Он уткнулся в тарелку и начал с удвоенной силой ковырять омлет. Он изменился, всего за месяц, но он стал другим. Он взрослеет, подумала Фатима, не сводя своих горящих глаз с мальчика напротив, и скоро всё не будет так радужно и спокойно. Его тут вообще быть не должно, сказал тихий ледяной голос в ее голове, не должно, и ты это знаешь. Она ненавидела этот голос и всё, что он говорит, но где-то в темных глубинах ее сознания, там, где обитала Фатима, она понимала, что он прав. А в такие моменты понимать это становилось легче.
А что будет потом, задалась вопросом она, смогу ли я выдержать все эти истерики, непослушание и конфликты? До этой поры всё было так легко, но она и тогда знала, что это не навсегда, всё хорошее слишком быстро заканчивается. Но хорошее можно вернуть, шепнул другой голос, тот, который уговорил ее вернуться и забрать корзинку с малышом, счастье — это дерево, посаженное нами, будешь поливать его — соберешь плоды, или, увидев парочку сорняков или гусениц, ты его просто срубишь?
Она и сама не знала, как поступит, она была другой, не такой как все, и иногда сама себя удивляла. В конце концов, можно отправить его в какую-нибудь закрытую школу, снова шепнул ледяной голосок, слава богу, денег у тебя хватит на любую. Да, это было бы так легко и так разумно, но было еще кое-что. Во-первых, она знала, каково это: не быть рядом с родителями, не быть в семье, каково, когда тебя бросают, а такой поступок вполне мог быть расценен как отказ от него, между ними навсегда образовалась бы пропасть. И пусть они избежали бы штормов и ураганов и со временем проложили бы мостики над этой пропастью, но она никуда бы не исчезла, она бы выла и стонала между ними, засасывая в свою бездонную пасть всё теплое и искреннее. Ну, а во-вторых, жизнь бросала ей вызов, а она не привыкла бежать, нет, она бросалась в бой, и дела всё, чтобы выйти победителем.
Я растила этого мальчика 10 лет, подумала она, и не для того, чтобы отдать его плохим компаниям или дурным привычкам. Ну уж нет, я буду бороться за него и, если надо, за волосы вытащу его орущего и рыдающего обратно в наш уютный спокойный мир. Она могла быть жесткой и жестокой, заботливой и понимающей, и решила, что будет такой, какой понадобится, чтобы удержать его и не отдать урагану под названием Переходный Возраст. Нам обоим будет больно и трудно, но я буду держаться и держать тебя, решила она, и со временем мы снова выплывем в спокойные воды.

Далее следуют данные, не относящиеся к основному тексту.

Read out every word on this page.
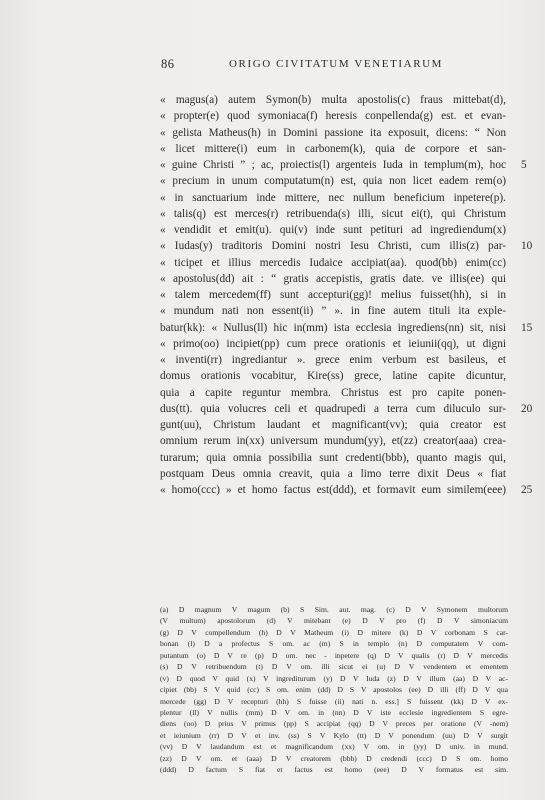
86	ORIGO CIVITATUM VENETIARUM
« magus(a) autem Symon(b) multa apostolis(c) fraus mittebat(d),
« propter(e) quod symoniaca(f) heresis conpellenda(g) est. et evan-
« gelista Matheus(h) in Domini passione ita exposuit, dicens: “ Non
« licet mittere(i) eum in carbonem(k), quia de corpore et san-
« guine Christi ” ; ac, proiectis(l) argenteis Iuda in templum(m), hoc 5
« precium in unum computatum(n) est, quia non licet eadem rem(o)
« in sanctuarium inde mittere, nec nullum beneficium inpetere(p).
« talis(q) est merces(r) retribuenda(s) illi, sicut ei(t), qui Christum
« vendidit et emit(u). qui(v) inde sunt petituri ad ingrediendum(x)
« Iudas(y) traditoris Domini nostri Iesu Christi, cum illis(z) par- 10
« ticipet et illius mercedis Iudaice accipiat(aa). quod(bb) enim(cc)
« apostolus(dd) ait : “ gratis accepistis, gratis date. ve illis(ee) qui
« talem mercedem(ff) sunt accepturi(gg)! melius fuisset(hh), si in
« mundum nati non essent(ii) ” ». in fine autem tituli ita exple-
batur(kk): « Nullus(ll) hic in(mm) ista ecclesia ingrediens(nn) sit, nisi 15
« primo(oo) incipiet(pp) cum prece orationis et ieiunii(qq), ut digni
« inventi(rr) ingrediantur ». grece enim verbum est basileus, et
domus orationis vocabitur, Kire(ss) grece, latine capite dicuntur,
quia a capite reguntur membra. Christus est pro capite ponen-
dus(tt). quia volucres celi et quadrupedi a terra cum diluculo sur- 20
gunt(uu), Christum laudant et magnificant(vv); quia creator est
omnium rerum in(xx) universum mundum(yy), et(zz) creator(aaa) crea-
turarum; quia omnia possibilia sunt credenti(bbb), quanto magis qui,
postquam Deus omnia creavit, quia a limo terre dixit Deus « fiat
« homo(ccc) » et homo factus est(ddd), et formavit eum similem(eee) 25
(a) D magnum V magum (b) S Sim. aut. mag. (c) D V Symonem multorum
(V multum) apostolorum (d) V mitebant (e) D V pro (f) D V simoniacum
(g) D V compellendum (h) D V Matheum (i) D mitere (k) D V corbonam S car-
bonan (l) D a profectus S om. ac (m) S in templo (n) D computatem V com-
putantum (o) D V re (p) D om. nec - inpetere (q) D V qualis (r) D V mercedis
(s) D V retribuendum (t) D V om. illi sicut ei (u) D V vendentem et ementem
(v) D quod V quid (x) V ingrediturum (y) D V Iuda (z) D V illum (aa) D V ac-
cipiet (bb) S V quid (cc) S om. enim (dd) D S V apostolos (ee) D illi (ff) D V qua
mercede (gg) D V recepturi (hh) S fuisse (ii) nati n. ess.] S fuissent (kk) D V ex-
plentur (ll) V nullis (mm) D V om. in (nn) D V iste ecclesie ingredientem S egre-
diens (oo) D prius V primus (pp) S accipiat (qq) D V preces per oratione (V -nem)
et ieiunium (rr) D V et inv. (ss) S V Kylo (tt) D V ponendum (uu) D V surgit
(vv) D V laudandum est et magnificandum (xx) V om. in (yy) D univ. in mund.
(zz) D V om. et (aaa) D V creatorem (bbb) D credendi (ccc) D S om. homo
(ddd) D factum S fiat et factus est homo (eee) D V formatus est sim.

Это твое последнее бездельное лето, малыш, подумала она, глядя, как он есть омлет, не поднимая глаз, с этого года ты будешь очень занят. Слишком занят, чтобы делать глупости.
За столом повисла тишина, оба были погружены в свои мысли, и пока было так, тишина эта не раздражала. Но мысли ушли, и Фатима осознала, что в последнее время они слишком часто едят в тишине, не говоря друг другу ни слова. Это открытие было неприятным, что-то острое больно кольнуло ее в самое сердце. Он бросает меня, крикнул сорванный, хриплый от слез голос ребенка, давным-давно этот ребенок вырос и стал Фатимой, но, как оказалось, его тень всё еще пряталась где-то в темных бесконечных лабиринтах ее сознания, меня все бросают, никому нельзя отдавать свое сердце, потому что в итоге каждый бросит его, разобьет и наступит на осколки. И как всегда вместе с этой мыслью пришла злость. Этого она и боялась, иногда злость — единственное, что помогает выжить, но это только тогда, когда твоя жизнь похожа на бесконечный кошмар, потому что злость разрушает. А сейчас она наконец обрела то, что не хотела разрушать.
Кроме этой тяжелой тишины, подумала она и уже открыла было рот, но Ян опередил ее, иногда он как будто читал ее мысли. А может, в какой-то степени так оно и было.
— Мам, дай пульт, — сказал он, как будто снова становясь самим собой, — из-за этих волос я почти забыл про трансформеры! Уже 10 минут идет!
Она протянула ему пульт, радуясь, что снова видит знакомого мальчика, пусть и знала, что это ненадолго. Порой один момент — всё, что нам доступно, подумала она, и лучше не отказываться от него, потому что иначе вообще ничего не получишь. Жизнь — жестокая дама, думала она, глядя, как он рассматривает кнопки, жмурясь от отражающихся от пластика, в который они завернули пульт, солнечных лучей, хорошее она не предлагает дважды, а плохое настойчиво сует в руки по сто раз в день.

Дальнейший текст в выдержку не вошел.